Membuka Hati Untuk Persahabatan
Setiap kali ada berita trend yang membahas tentang: "double minoritas", saya selalu terpana. Mencoba mengingat-ingat, apakah sepanjang perjalanan hidup saya yang sudah melalui tiga perempat abad ini pernah ditolak untuk berbaur dengan berbagai komunitas? Walaupun sudah berusaha untuk mengingat ingat, bahkan bertanya kepada istri saya, tapi jawabannya adalah sama, yakni kami sama sekali tidak merasa diri kami sebagai double minoritas.
Sejujurnya memang ada yang mengkhawatirkan keselamatan kami berdua ketika untuk pertama kalinya kami berkunjung ke Banda Aceh.
Saya sangat memahami bahwa teman teman yang memberikan nasihat agar membatalkan niat kami untuk ke sana.. Karena menurut teman teman kami berdua menyandang predikat "double minoritas".
Mengingat bahwa hukum di Banda Aceh sangat keras.maka ada rasa kuatir kedatangan kami akan menyebabkan kami ditimpa masalah. Baik karena warna kulit yang berbeda, budaya yang tidak sama, cara berpakaian berbeda dan yang paling dikuatirkan adalah agama yang kami imani berbeda dengan warga lokal.
Saya hanya mengucapkan terima kasih atas niat baik mereka dan mengatakan bahwa saya dan istri dilahirkan dan dibesarkan di daerah Sumatera Barat yang penduduknya sekitar 97 persen beragama Islam dan tidak pernah  terjadi masalah apapun.
Bahkan kami sudah bagaikan satu keluarga sejak dulu dan hubungan baik tersebut hingga kini masih terus berlanjut.

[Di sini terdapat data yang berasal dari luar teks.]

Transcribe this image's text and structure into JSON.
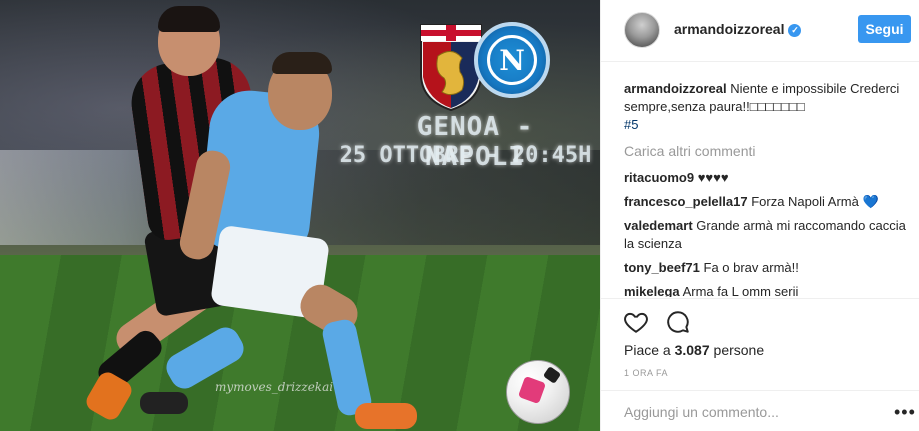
{
  "post": {
    "watermark": "mymoves_drizzekai",
    "title": "GENOA - NAPOLI",
    "subtitle": "25 OTTOBRE - 20:45H",
    "napoli_letter": "N"
  },
  "header": {
    "username": "armandoizzoreal",
    "verified_mark": "✓",
    "follow_label": "Segui"
  },
  "caption": {
    "username": "armandoizzoreal",
    "text": "Niente e impossibile Crederci sempre,senza paura!!□□□□□□□",
    "hashtag": "#5"
  },
  "load_more": "Carica altri commenti",
  "comments": [
    {
      "user": "ritacuomo9",
      "text": "♥♥♥♥"
    },
    {
      "user": "francesco_pelella17",
      "text": "Forza Napoli Armà 💙"
    },
    {
      "user": "valedemart",
      "text": "Grande armà mi raccomando caccia la scienza"
    },
    {
      "user": "tony_beef71",
      "text": "Fa o brav armà!!"
    },
    {
      "user": "mikelega",
      "text": "Arma fa L omm serii"
    }
  ],
  "likes": {
    "prefix": "Piace a",
    "count": "3.087",
    "suffix": "persone"
  },
  "time": "1 ORA FA",
  "add_comment_placeholder": "Aggiungi un commento...",
  "more_label": "•••",
  "colors": {
    "accent": "#3897f0",
    "muted": "#999999",
    "hashtag": "#003569"
  }
}
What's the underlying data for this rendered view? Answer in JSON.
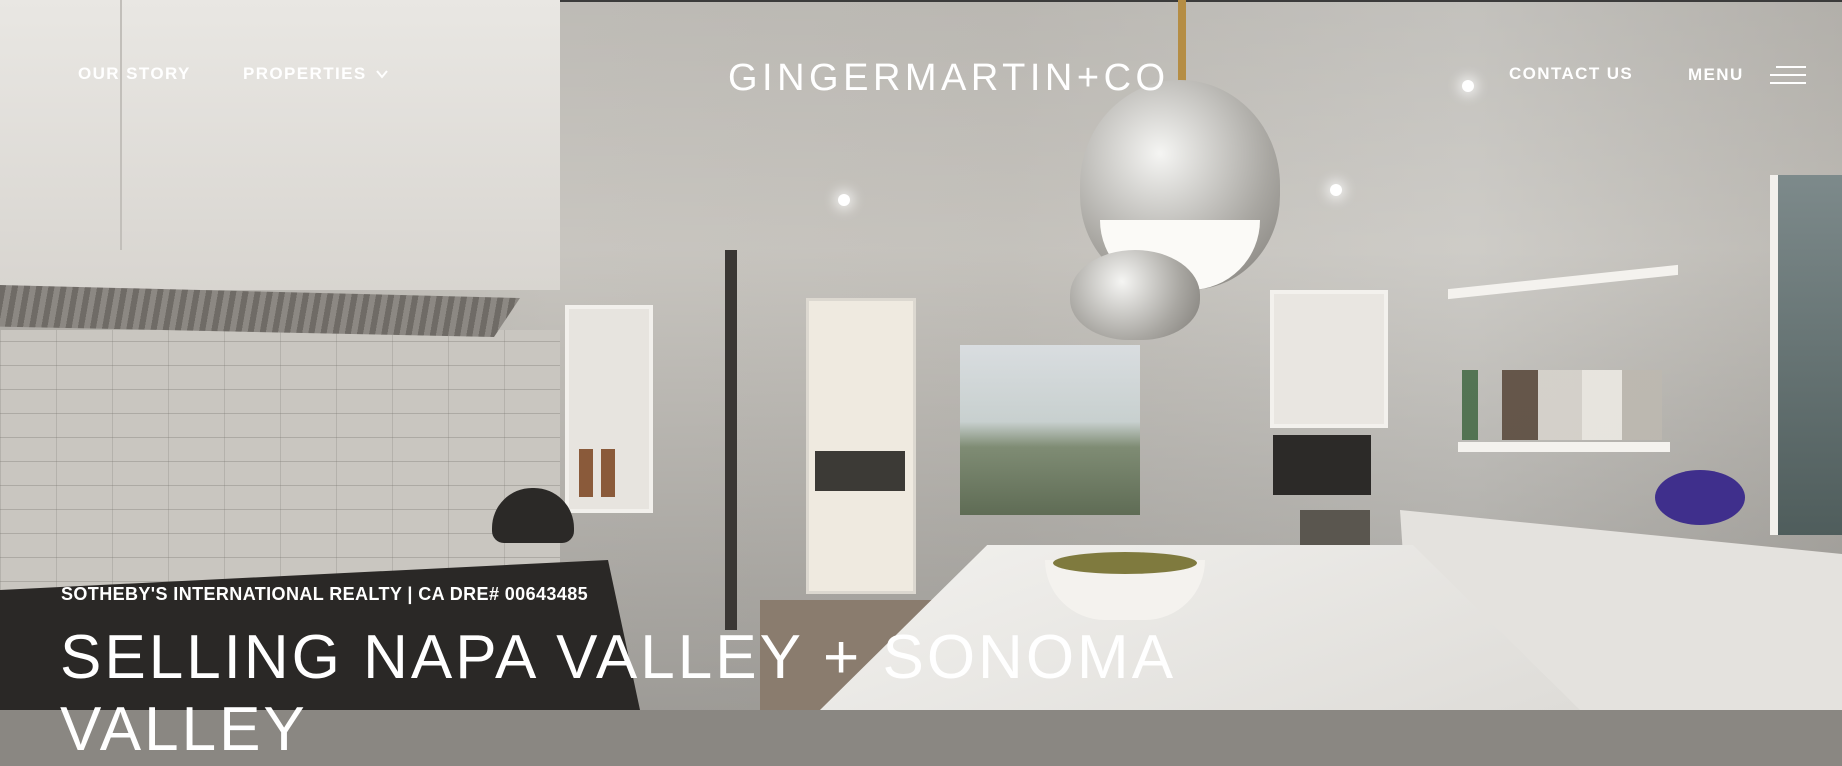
{
  "nav": {
    "our_story": "OUR STORY",
    "properties": "PROPERTIES",
    "contact": "CONTACT US",
    "menu": "MENU"
  },
  "brand": {
    "logo": "GINGERMARTIN+CO"
  },
  "hero": {
    "subhead": "SOTHEBY'S INTERNATIONAL REALTY | CA DRE# 00643485",
    "headline": "SELLING NAPA VALLEY + SONOMA VALLEY"
  },
  "icons": {
    "properties_dropdown": "chevron-down-icon",
    "menu": "hamburger-menu-icon"
  },
  "colors": {
    "text": "#ffffff"
  }
}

Satu satunya yang kami banggakan dalam hidup ini adalah kami bisa merajut hubungan persahabatan dengan beragam suku yang tersebar di seluruh nusantara ini.
Hubungan baik tersebut terus berlangsung sejak dulu hingga kini terus berlanjut. Saking merasa akrab, banyak yang memanggil kami "Ayah dan Bunda".